KC Light Rail

Your source for news and information on Kansas City’s light rail progress

Lies about light rail financing and the city’s bond rating

Fact: KCATA will be issuing its own debt for light rail construction financing and that debt will have no impact on the city's current debt load or it's bond rating. Period.

Don't believe us? See it in print here (Article III, Section 7).

Don't be fooled by salacious blog posts prompted by whispers from the opposition. The City is NOT on the hook for any light rail debt. It's no different than KCI having its own bond rating.

In fact, the city's bond rating is still doing very well. Any many are touting bonds as a recession-proof investment.

5 Comments so far

  1. TKC October 24th, 2008 11:02 am

    Now you’re just lying to people.

    You know that more than half of the funding isn’t secure for this light rail initiative yet. Of course the ATA will issue bonds but KC has picked up the tab in funding local construction and will pick it up once again for a major project like this . . . This will impact the local bond rating that already has a negative outlook.

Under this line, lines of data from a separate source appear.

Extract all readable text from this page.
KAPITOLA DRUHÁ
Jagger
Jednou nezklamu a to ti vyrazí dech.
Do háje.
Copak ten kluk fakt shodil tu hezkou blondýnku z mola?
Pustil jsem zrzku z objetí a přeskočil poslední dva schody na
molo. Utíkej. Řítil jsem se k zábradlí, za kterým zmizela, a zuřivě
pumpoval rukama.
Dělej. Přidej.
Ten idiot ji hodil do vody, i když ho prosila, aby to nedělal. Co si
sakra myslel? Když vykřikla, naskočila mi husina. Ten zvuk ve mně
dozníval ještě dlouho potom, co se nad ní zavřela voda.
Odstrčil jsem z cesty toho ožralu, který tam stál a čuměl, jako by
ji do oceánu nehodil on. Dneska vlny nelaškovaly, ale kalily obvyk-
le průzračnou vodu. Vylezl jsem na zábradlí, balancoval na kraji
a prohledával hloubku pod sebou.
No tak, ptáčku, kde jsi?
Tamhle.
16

    As for your comments on bonds - Either you don’t know what you’re talking about or you’re being purposefully misleading. Investing in bonds is great in bad economic times FOR BUYERS. For groups SELLING bonds, like Kansas City, there will be more scrutiny and competition.

    TKC runs a satire blog, I don’t know why your assumptions about the local bond market are so laughable.

    Nevertheless, thanks for linking my blog!!!

  2. Dave October 24th, 2008 11:10 am

    dude. i “get” that its satire. that doesn’t mean it’s good satire.

    KCATA will issue the bonds and city will not be on the hook for that debt. period. your post was incorrect.

  3. jeff October 24th, 2008 11:19 am

    tony…

    these bond payments would have a guaranteed source of revenue (the tax). things like the power and light district and the water project do not (which you failed to mention in your post…would be much more relevant than portland, but then that wouldn’t do much to add to the emotional fodder you use to sensationalize).

    this should not affect the bond rating of the city.

  4. northlander October 25th, 2008 11:06 pm

    Then why did we take a wait see on the $200 million on the water & sewer bonds?

  5. enough October 26th, 2008 11:53 am

    northlander…

    water and sewer bonds weren’t sold now because of a very challenged credit market. light rail bonds won’t need to be sold for another 4-5 years when construction is due to start. you don’t stop making plans for the future — plans that will put us on a path to become less energy-dependent — because today’s outlook is troublesome. you make the plans, recognizing that market considerations *could* affect when you actually carry out the plans.